Ingredients:
• 4 – apples, medium sized
• 2 tbsp – Sugar 1/2 tbsp – Lemon juice 1/4 tsp – Saffron
• For stuffing:
• 2 cups – low fat Milk
• 1 cup – low fat curds
• 2 tbsp – powered Sugar
• 1/4 tsp – rose essence
• 2 cups – water
• For garnishing:
• 2 tbsp – sliced Almond
Method:
- For apples: Cut the apples into 2 and core.
- Warm the saffron, rub with a little water until it dissolves and keep aside.
- Mix the sugar, lemon juice, saffron, 2 cups of water and apples in a non-stick pan.
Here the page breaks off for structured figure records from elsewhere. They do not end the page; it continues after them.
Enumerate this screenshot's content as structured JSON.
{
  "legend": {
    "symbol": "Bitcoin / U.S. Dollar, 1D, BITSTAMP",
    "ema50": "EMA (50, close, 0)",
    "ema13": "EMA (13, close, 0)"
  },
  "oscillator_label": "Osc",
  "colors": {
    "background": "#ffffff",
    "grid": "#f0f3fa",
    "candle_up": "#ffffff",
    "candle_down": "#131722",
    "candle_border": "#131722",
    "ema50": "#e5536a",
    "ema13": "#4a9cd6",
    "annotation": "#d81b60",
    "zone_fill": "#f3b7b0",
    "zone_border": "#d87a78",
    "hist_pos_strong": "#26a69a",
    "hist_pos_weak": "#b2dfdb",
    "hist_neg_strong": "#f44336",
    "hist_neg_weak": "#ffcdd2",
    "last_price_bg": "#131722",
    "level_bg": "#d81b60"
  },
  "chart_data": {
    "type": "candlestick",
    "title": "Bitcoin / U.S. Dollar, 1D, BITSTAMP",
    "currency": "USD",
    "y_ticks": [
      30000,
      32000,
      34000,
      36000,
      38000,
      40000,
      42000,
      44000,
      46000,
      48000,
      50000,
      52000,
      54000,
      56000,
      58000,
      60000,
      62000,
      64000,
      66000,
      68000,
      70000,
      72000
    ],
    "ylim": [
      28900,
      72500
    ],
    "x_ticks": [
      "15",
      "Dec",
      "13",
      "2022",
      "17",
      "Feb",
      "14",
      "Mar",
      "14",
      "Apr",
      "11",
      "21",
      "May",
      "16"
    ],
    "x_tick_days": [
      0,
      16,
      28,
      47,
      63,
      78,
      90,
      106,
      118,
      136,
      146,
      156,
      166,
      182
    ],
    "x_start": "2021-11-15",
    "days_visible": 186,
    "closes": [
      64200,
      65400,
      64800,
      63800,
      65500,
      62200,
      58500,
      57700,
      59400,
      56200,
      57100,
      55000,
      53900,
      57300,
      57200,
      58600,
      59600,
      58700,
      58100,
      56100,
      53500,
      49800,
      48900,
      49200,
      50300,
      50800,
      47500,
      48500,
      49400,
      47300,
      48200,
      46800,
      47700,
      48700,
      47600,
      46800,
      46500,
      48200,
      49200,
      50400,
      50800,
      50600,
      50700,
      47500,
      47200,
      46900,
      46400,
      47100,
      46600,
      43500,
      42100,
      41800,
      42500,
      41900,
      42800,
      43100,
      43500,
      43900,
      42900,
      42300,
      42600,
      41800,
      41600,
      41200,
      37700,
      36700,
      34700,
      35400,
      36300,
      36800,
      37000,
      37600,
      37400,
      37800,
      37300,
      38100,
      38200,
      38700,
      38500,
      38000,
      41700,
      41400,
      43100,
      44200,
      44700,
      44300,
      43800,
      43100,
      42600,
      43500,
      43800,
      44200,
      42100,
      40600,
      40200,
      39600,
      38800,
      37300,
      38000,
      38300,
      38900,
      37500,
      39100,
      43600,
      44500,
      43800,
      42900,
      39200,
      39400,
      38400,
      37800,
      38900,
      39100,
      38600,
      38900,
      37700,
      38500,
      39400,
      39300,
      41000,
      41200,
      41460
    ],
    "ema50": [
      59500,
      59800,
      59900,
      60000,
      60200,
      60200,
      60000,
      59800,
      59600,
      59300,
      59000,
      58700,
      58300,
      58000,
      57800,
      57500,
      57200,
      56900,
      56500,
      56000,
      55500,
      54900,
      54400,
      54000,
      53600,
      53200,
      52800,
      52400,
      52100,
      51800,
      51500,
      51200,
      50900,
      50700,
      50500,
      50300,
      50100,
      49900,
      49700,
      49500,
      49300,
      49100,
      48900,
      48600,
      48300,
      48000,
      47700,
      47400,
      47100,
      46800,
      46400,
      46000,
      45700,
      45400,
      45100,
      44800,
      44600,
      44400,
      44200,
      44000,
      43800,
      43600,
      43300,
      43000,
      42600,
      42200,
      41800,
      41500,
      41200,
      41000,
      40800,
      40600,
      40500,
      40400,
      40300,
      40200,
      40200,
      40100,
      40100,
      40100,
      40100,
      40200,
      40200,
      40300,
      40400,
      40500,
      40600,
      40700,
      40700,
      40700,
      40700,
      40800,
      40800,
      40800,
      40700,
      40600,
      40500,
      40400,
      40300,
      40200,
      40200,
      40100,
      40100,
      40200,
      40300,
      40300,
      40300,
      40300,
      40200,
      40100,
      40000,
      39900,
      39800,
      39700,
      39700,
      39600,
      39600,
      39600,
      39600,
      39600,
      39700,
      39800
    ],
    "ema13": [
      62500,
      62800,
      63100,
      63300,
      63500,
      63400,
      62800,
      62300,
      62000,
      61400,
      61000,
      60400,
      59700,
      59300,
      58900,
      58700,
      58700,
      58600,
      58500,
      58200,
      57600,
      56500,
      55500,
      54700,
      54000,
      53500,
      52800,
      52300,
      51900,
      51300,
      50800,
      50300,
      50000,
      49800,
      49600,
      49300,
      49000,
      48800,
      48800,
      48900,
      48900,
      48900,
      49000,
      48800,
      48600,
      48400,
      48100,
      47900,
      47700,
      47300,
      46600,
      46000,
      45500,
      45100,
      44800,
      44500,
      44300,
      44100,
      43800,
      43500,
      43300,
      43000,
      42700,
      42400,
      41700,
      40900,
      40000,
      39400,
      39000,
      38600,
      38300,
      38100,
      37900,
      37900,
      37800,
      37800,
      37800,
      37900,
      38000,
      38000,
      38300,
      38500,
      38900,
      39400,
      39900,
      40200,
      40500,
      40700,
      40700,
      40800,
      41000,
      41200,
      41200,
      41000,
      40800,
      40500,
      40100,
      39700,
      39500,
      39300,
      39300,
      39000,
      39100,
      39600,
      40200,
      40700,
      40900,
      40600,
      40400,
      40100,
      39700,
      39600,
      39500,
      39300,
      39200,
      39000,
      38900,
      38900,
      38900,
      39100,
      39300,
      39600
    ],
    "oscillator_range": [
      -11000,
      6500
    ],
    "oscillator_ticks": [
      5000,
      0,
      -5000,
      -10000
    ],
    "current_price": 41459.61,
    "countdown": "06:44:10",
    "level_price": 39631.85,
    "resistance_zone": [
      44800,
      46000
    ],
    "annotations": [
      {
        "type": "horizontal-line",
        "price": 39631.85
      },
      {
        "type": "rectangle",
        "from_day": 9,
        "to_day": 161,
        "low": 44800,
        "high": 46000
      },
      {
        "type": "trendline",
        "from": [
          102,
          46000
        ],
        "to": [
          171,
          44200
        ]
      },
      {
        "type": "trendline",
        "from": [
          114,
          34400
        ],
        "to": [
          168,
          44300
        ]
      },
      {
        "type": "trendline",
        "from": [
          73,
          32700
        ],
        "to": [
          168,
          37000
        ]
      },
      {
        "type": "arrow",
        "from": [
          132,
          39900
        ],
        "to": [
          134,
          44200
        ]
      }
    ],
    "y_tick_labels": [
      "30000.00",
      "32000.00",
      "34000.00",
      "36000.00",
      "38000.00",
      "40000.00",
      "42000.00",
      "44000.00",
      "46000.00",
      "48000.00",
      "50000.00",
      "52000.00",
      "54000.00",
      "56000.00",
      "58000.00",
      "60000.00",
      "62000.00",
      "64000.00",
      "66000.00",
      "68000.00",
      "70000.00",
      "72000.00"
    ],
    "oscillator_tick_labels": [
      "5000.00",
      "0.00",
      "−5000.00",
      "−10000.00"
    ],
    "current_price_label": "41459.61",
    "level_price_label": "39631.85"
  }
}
Cook on a slow flame until it becomes soft.
- Remove the apples from the syrup and keep aside.
- Boil the syrup until it thickens.
- Remove from the flame and keep aside.
- For stuffing:
- Boil the milk in a sauce pan, switch off the flame, add the low fat curds and stir till the milk curdles.
- Strain when it is still hot and blend in a blender with the remaining ingredients till smooth and keep aside.
- To present:
- Stuff each half of the apple with 2 tbsp stuffing.
- Arrange them on the plate and pour the syrup on top, refrigerate to chill. Serve chilled garnished with almond slices.